Mas Is dan Fanshuri masih leyeh-leyeh di teras tangga masjid usai salat asar berjamaah.
“Ya nggak gitu, Mas Is. Orang protes soal TOA masjid begitu harus didengerin juga, bukan malah dimarahin apalagi sampai dipersekusi. Itu malah menunjukkan wajah Islam yang nggak baik. Lagipula dasarnya orang kalau mau salat, mau azan selirih apapun juga pasti datang ke masjid kok,” kata Fanshuri.
Mas Is malah jadi heran dengan pendapat Fanshuri.
“Bukan gitu, Fan. Pertanyaannya kenapa itu orang baru protes setelah bertahun-tahun tinggal di situ? Kan itu yang jadi aneh. Kenapa nggak dari dulu? Kenapa baru sekarang? Apa nunggu kelompok liberal besar dulu baru orang itu berani?” kata Mas Is.
Fanshuri geleng-geleng kepala.
“Justru itu menunjukkan kesabarannya dalam memendam ketidaksetujuan dong, Mas Is. Dan malah harus diperhatikan juga. Jangan-jangan memang suara dari TOA masjid memang kelewat keras sampai pada tahap mengganggu?” kata Fanshuri.
Mas Is kembali geram dengan cara pikir Fanshuri.
“Kamu itu lho, katanya muslim, tapi kok malah nggak suka Islam disyiarkan dengan TOA masjid begitu,” kata Mas Is.
Fanshuri agak kepancing disebut begitu oleh Mas Is.
“Yang bilang nggak suka siapa, Mas Is? Aku itu cuma nggak mau Islam itu dianggap ‘mengganggu’ karena orang-orang kayak Mas Is itu menunjukkan wajah Islam yang galak begitu,” kata Fanshuri.
“Emang siapa yang galak?” kata Mas Is agak menyentak.
“Lah itu Mas Is sendiri yang galak,” kata Fanshuri.
Gus Mut yang masih baru mau keluar dari dalam masjid agak terkejut mendengar ribut-ribut di teras masjid.
“Ada apa sih ini? Kalian ini ribut-ribut apa?” tanya Gus Mut bingung.
“Ini lho, Gus,” kata Fanshuri menunjuk Mas Is.
“Apaan?
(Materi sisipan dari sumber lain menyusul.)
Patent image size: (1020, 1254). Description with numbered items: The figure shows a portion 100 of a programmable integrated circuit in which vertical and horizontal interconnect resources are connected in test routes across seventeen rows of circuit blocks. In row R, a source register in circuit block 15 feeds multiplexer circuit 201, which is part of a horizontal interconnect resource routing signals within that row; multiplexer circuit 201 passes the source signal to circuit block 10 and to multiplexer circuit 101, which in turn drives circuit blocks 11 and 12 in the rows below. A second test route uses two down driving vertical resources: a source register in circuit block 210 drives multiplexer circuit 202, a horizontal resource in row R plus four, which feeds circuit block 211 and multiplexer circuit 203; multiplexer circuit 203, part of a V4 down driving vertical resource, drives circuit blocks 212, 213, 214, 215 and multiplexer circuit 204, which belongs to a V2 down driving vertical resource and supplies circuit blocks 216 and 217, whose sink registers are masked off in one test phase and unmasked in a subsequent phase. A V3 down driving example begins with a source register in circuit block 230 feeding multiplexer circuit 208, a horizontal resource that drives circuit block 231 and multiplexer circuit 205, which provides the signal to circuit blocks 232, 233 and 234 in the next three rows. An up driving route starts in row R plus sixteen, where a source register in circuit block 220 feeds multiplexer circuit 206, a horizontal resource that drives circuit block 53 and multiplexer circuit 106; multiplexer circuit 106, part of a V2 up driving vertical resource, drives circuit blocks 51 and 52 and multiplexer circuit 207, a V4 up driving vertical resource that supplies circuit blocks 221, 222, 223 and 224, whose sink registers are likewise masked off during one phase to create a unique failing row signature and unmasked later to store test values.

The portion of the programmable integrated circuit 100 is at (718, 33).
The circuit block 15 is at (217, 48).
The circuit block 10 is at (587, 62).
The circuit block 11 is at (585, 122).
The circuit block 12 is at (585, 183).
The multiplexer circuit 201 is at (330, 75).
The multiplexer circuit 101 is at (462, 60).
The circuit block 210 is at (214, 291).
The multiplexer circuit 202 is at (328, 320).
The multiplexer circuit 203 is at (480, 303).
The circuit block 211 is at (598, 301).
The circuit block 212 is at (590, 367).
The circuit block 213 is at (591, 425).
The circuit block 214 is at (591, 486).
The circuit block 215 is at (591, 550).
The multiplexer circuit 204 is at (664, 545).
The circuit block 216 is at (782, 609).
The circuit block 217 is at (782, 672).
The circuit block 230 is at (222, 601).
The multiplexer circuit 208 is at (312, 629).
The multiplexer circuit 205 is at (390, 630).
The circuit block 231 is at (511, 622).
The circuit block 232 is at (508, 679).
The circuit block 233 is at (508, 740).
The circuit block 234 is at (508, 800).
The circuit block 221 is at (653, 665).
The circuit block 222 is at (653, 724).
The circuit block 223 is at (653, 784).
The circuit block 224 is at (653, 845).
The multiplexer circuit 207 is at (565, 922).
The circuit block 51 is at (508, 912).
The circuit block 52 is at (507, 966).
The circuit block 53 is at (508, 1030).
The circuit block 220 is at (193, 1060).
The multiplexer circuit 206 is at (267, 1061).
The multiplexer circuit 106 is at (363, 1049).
Ya kamu itu, Fan,” kata Mas Is.
“Udah, udah ada apa sih? Masalah utang lagi ya?” tebak Gus Mut asal.
“Hah?” Mas Is kaget.
Fanshuri terkekeh.
“Bukan, Gus. Bukan masalah utang, ini lho Mas Is ngotot banget kalau TOA masjid itu nggak perlu dikontrol suaranya, bahkan kalau ada orang protes soal itu ya baiknya ditegur, kalau perlu dipersekusi,” kata Fanshuri.
Gus Mut terseyum.
“Kalau kamu gimana, Fan?” tanya Gus Mut ke Fanshuri.
“Ya tentu saja aku memilih suara TOA masjid itu harus pelan. Nggak perlu keras-keras. Bisa mengganggu. Kan bahaya kalau syiar agama Islam malah dianggap mengganggu oleh umat agama lain,” kata Fanshuri.
Mas Is tidak mau kalah.
“Ya oke lah kalau di luar azan, TOA masjid mungkin masih bisa dikontrol, tapi kalau untuk azan ya mana boleh pelan-pelan. Kalah dong sama masjid-masjid yang lain,” kata Mas Is.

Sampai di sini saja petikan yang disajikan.